Three months later, Bulgaria again went to polls as the ITN was also unable to form a government. A new party, We Continue the Change (PP), won the elections and formed a government with ITN and several other parties.

Six months later, ITN pulled out of the government because of disagreements over budget, progress in tackling corruption, and EU accession talks of North Macedonia.

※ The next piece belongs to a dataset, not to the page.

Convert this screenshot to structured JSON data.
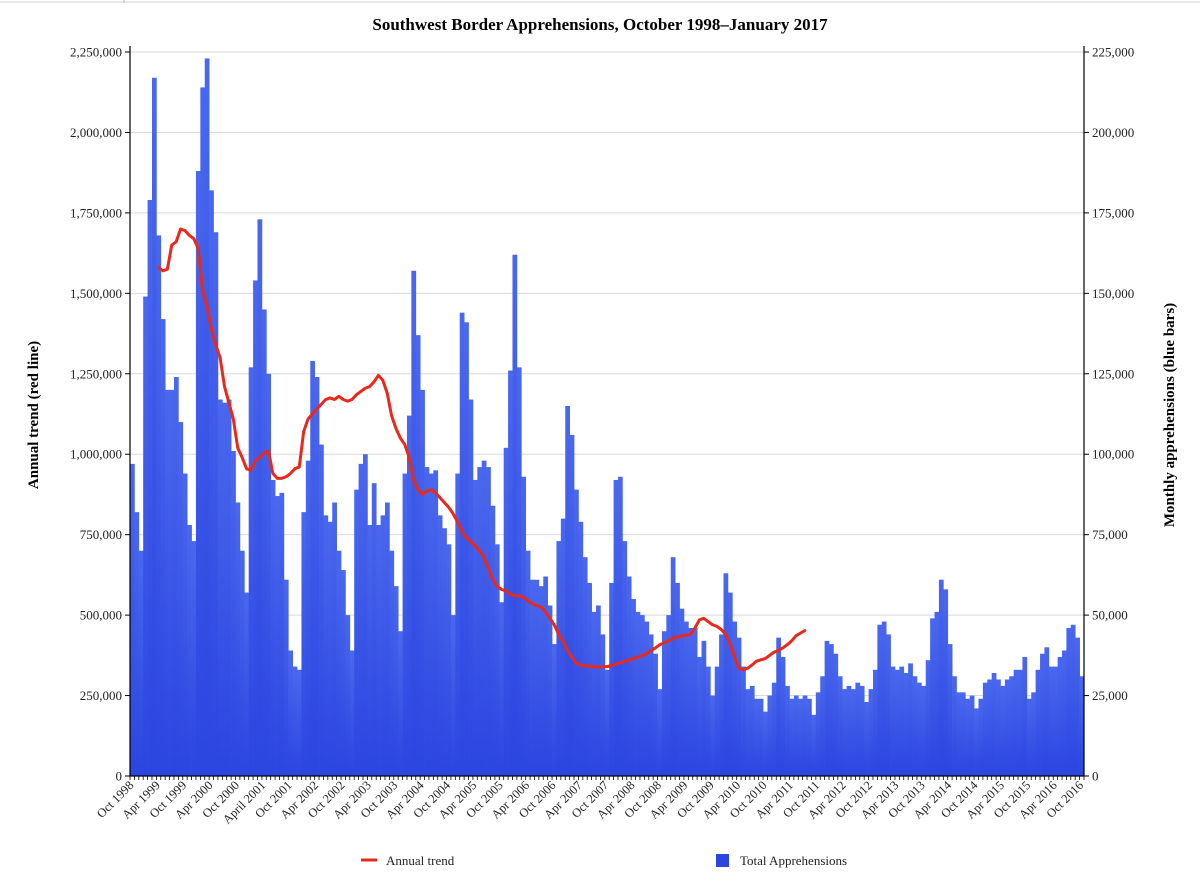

ITN accused PP of attempting to lift Bulgaria’s veto and disregarding Bulgaria’s national interests.

A sociologist from a polling agency, Dimitar Ganev, said that the war in Ukraine caused a new cleavage in Bulgarian politics. "It's between those who take a pro-Euro, pro-Atlantic position and those who have a softer stance towards Russia's actions," he said, adding: "Some of the political parties exploit the traditionally favorable attitude of Bulgarians towards Russia and seek to gather new voters."

GERB currently polls as the biggest party with an estimated support of 26%, and is likely to be followed by PP with 18%, and DPS, representing the country’s Muslim and Turkish minorities, with 12%.

The pro-Russian Vazrajdane (Revival) Party, recently polling as the fifth party, is expected to do well.

In Turkey, 300 thousand Bulgarian electorates will vote in 166 polling stations established in 22 provinces.